Now, when Charles Darwin outlined key tenets of evolutionary theory in his foundational work, On the Origin of Species, he probably wasn’t thinking about gripes over market data fees. And while I am certainly not the first to draw parallels between evolution and economics—metaphors linking capitalism and survival of the fittest abound—Darwin’s theory is foundational because natural selection is a reliably solid visualization tool when mulling competition and capital markets.
Max Bowie cuts straight to the evolutionary core in his examination of the current framework for market data fees in the US: namely, how the traditional setup where SIP feeds consolidate data from all US exchanges can no longer thrive in an ecosystem where market data fees are on the rise.
Anthony Malakian, James Rundle and Wei-Shen Wong build upon the evolve-or-die concept with their analysis of Members Exchange (MEMX).
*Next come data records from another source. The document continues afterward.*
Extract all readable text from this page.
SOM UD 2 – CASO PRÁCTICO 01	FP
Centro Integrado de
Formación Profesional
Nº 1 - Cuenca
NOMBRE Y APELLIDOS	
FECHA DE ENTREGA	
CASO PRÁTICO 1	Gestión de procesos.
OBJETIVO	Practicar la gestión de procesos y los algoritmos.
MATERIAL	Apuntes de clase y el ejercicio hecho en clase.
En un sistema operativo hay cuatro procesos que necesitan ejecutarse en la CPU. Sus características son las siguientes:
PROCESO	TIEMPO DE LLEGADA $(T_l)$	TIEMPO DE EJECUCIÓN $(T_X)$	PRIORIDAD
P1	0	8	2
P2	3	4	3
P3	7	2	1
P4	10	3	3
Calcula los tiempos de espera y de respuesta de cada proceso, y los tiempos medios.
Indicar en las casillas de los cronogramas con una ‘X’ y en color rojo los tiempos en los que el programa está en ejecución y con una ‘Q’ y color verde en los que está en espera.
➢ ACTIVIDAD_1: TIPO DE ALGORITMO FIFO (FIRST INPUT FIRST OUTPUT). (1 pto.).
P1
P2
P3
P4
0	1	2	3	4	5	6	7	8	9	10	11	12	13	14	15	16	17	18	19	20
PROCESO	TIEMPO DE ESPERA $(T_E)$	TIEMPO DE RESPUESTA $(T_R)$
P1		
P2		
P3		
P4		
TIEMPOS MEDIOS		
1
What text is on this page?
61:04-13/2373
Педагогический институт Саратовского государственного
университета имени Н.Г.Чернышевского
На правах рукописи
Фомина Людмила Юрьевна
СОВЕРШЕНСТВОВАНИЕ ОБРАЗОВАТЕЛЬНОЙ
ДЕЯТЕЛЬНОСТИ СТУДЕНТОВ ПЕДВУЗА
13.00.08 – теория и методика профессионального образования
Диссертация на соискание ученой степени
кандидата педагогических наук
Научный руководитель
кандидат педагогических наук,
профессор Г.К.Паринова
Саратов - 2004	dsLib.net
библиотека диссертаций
In order to survive, the new exchange’s founding members—some of the biggest names in US equity markets that happen to be in competition with each other—will have to commit to radical collaboration. If they can pull it off, MEMX’s payoff could be historic, finally shaking up an environment that allows data fees to swell with limited recourse.
In her feature covering the major initiatives afoot to evolve corporate reporting of ESG factors, Kirsten Hyde looks at evolution from a different perspective, arguing that standardization of data is an essential component in improving ESG factor disclosure. While interest groups appear aligned on this, like most evolutionary progress, it will take some time.
After all, Darwin revised On the Origin of Species for two decades before publication.